Milton Gonçalves interpreta um político corrupto e um pai execrável, o Romildo Rosa (nada a ver com o Noel Rosa) na telenovela A Favorida da TV Globo.
Caetano Veloso assinou o manifesto dos 113 intelectuais contra as cotas raciais e tornou-se "inimigo" do movimento negro que luta por justiça social.
Noel Rosa, sambista dos anos 30, travou uma "polêmica musical" com Wilson Batista que tinha como pano de fundo uma certa apropriação do samba pela classe média nem sempre "branca" e as transformações sociais daquela época em que a figura do malandro associada principalmente ao negro, se encontrava sobre forte pressão social.
Milton reclamou há pouco numa entrevista ter sido interpelado por alguns admimiradores seus que o recriminaram por ele estar interpretando um "político negro corrupto " e não "um político corrupto qualquer. Nosso imaginário social apenas reconhece que um ator negro interprete um personagem negro. Mas não é porque somos burros, é porque fomos acostumados assim, especialmente na TV.
Milton é uma daquelas personalidades talentosas que se tornam controversas quando confunde ou é confundido com seus personagens na vida real. Para parte de seu público a confusão ou a decepção se instaura quando alguma das suas opiniões não tem o mesmo valor que seu talento artístico ao debate-las com o público, mas este mal acomete grande parte dos nossos ídolos artísticos. Talvez, o que parte do seu público expresse seja um cuidado com ele que também é um político filiado a um partido e que depois desse papel, certamente, jamais terá uma candidatura viável. Por outro, somos uma audiência carente de representações positivas do negro o que torna pertinente a questão: se os negros só fazem papéis de negros como poderíamos estar representando qualquer político?
Caetano é polemista e libertário o que não o isenta de ter posições conservadoras em algumas questões como demonstrou ao assinar o famigerado manifesto dos anti-cotistas e se aliar às posições reacionárias, mistificadoras e racistas expressas naquele documento.
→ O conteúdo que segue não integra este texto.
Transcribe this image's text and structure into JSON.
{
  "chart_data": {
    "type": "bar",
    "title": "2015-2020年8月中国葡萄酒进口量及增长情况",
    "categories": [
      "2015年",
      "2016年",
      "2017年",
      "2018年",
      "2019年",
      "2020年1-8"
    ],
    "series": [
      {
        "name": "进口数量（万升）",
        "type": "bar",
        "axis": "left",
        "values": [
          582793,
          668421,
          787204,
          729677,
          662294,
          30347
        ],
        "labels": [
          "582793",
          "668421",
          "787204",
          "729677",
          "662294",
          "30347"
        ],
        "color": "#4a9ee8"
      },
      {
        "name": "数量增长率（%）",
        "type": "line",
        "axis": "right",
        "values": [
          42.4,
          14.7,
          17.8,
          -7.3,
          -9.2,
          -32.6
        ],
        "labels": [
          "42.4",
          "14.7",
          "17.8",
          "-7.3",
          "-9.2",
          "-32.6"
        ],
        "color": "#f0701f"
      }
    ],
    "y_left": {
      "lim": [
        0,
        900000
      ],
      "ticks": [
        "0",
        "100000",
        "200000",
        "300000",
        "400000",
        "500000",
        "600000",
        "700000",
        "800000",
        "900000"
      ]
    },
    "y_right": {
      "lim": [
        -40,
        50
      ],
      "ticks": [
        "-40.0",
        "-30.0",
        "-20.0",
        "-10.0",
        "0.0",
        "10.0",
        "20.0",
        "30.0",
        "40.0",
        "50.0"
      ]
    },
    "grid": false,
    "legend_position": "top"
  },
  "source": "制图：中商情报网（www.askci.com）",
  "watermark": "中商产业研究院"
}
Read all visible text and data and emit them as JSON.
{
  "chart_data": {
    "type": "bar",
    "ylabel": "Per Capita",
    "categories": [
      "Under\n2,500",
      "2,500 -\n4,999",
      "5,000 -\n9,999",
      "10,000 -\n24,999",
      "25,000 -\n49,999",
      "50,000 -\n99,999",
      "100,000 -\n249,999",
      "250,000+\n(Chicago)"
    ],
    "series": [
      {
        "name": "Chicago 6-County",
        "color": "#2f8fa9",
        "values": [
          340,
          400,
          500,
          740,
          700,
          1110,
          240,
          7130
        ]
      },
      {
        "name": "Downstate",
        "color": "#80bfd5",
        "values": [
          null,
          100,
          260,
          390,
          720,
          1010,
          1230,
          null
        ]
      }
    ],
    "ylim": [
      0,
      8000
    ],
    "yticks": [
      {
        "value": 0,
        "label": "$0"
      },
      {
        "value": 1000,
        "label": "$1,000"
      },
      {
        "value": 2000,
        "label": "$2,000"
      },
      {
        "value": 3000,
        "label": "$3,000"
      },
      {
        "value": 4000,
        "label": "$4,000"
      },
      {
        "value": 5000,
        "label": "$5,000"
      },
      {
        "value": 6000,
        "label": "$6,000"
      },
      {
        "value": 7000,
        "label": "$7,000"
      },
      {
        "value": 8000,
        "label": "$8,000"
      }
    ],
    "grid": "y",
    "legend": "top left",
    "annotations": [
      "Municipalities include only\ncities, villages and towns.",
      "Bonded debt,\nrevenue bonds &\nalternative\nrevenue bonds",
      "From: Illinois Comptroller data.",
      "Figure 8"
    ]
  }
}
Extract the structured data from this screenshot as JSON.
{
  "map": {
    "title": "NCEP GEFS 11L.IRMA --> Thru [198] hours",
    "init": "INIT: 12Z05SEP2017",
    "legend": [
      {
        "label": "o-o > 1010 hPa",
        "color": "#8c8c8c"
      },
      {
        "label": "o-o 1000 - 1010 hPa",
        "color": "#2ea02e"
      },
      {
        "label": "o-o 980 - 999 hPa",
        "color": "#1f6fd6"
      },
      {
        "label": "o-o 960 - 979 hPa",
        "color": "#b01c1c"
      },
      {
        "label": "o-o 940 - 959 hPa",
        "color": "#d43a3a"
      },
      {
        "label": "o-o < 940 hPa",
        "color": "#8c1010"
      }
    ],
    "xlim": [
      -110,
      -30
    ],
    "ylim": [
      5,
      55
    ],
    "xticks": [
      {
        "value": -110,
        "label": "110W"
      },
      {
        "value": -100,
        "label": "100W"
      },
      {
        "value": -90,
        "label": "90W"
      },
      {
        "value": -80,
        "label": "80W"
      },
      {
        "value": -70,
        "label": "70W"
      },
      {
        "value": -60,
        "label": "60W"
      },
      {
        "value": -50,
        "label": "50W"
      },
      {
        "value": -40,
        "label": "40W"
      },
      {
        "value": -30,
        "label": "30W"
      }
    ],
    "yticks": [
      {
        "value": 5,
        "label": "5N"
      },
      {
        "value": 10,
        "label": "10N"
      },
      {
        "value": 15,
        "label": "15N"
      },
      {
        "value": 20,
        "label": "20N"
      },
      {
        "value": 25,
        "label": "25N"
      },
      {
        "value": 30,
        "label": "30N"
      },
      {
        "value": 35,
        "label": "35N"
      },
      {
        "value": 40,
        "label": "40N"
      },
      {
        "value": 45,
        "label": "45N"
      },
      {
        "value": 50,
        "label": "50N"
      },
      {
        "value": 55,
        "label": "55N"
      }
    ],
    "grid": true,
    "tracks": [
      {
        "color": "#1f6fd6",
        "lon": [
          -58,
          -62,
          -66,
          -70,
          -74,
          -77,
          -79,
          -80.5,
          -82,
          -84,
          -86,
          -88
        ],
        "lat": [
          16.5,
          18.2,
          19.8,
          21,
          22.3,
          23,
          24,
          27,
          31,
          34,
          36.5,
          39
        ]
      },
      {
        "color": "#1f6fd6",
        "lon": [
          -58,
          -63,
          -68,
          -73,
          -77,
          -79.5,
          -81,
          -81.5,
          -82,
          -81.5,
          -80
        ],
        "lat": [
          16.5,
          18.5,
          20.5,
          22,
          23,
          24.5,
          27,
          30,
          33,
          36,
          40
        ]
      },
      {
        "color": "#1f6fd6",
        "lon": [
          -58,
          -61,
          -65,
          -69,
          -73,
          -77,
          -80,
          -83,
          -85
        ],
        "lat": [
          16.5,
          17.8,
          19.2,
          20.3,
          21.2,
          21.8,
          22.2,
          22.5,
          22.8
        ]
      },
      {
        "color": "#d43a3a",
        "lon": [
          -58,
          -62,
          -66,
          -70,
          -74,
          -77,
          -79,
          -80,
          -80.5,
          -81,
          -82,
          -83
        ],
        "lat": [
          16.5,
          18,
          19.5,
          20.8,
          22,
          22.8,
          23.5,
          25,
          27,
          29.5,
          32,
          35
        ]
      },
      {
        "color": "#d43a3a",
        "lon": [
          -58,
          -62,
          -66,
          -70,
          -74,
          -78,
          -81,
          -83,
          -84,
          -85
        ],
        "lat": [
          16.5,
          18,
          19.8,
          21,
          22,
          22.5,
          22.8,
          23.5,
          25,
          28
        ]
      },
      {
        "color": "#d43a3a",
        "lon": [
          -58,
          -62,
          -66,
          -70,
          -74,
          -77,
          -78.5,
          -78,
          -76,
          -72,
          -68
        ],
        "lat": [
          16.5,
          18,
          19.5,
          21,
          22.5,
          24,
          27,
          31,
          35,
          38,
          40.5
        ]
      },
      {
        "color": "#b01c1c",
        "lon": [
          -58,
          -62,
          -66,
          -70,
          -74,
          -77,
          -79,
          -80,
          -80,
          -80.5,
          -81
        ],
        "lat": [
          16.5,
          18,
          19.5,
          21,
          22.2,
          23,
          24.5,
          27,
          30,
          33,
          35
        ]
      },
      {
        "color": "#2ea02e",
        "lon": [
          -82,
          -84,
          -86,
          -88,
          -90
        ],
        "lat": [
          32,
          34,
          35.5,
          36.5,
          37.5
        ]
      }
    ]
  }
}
Grande parte de sua obra musical possui uma exaltação à cultura afro-brasileira que é uma das suas fontes de inspiração e referência. Mas neste episódio das cotas sua opinião quando confrontada com as demandas sociais do negro, se torna reacionária.
Noel se tornou uma referência para o samba por inúmeras composições que contribuíram para a sua transformação ao gosto mais elitizado e exigente de uma estética identificada à emergente classe média. Noel foi o mensageiro definitivo do samba neste gosto diluindo a crítica áspera, irônica e muitas imagens líricas do samba do morro em mensagens poéticas mais elaboradas traduzindo o 'samba negro' num produto cultural híbrido e para alguns num 'samba de branco'.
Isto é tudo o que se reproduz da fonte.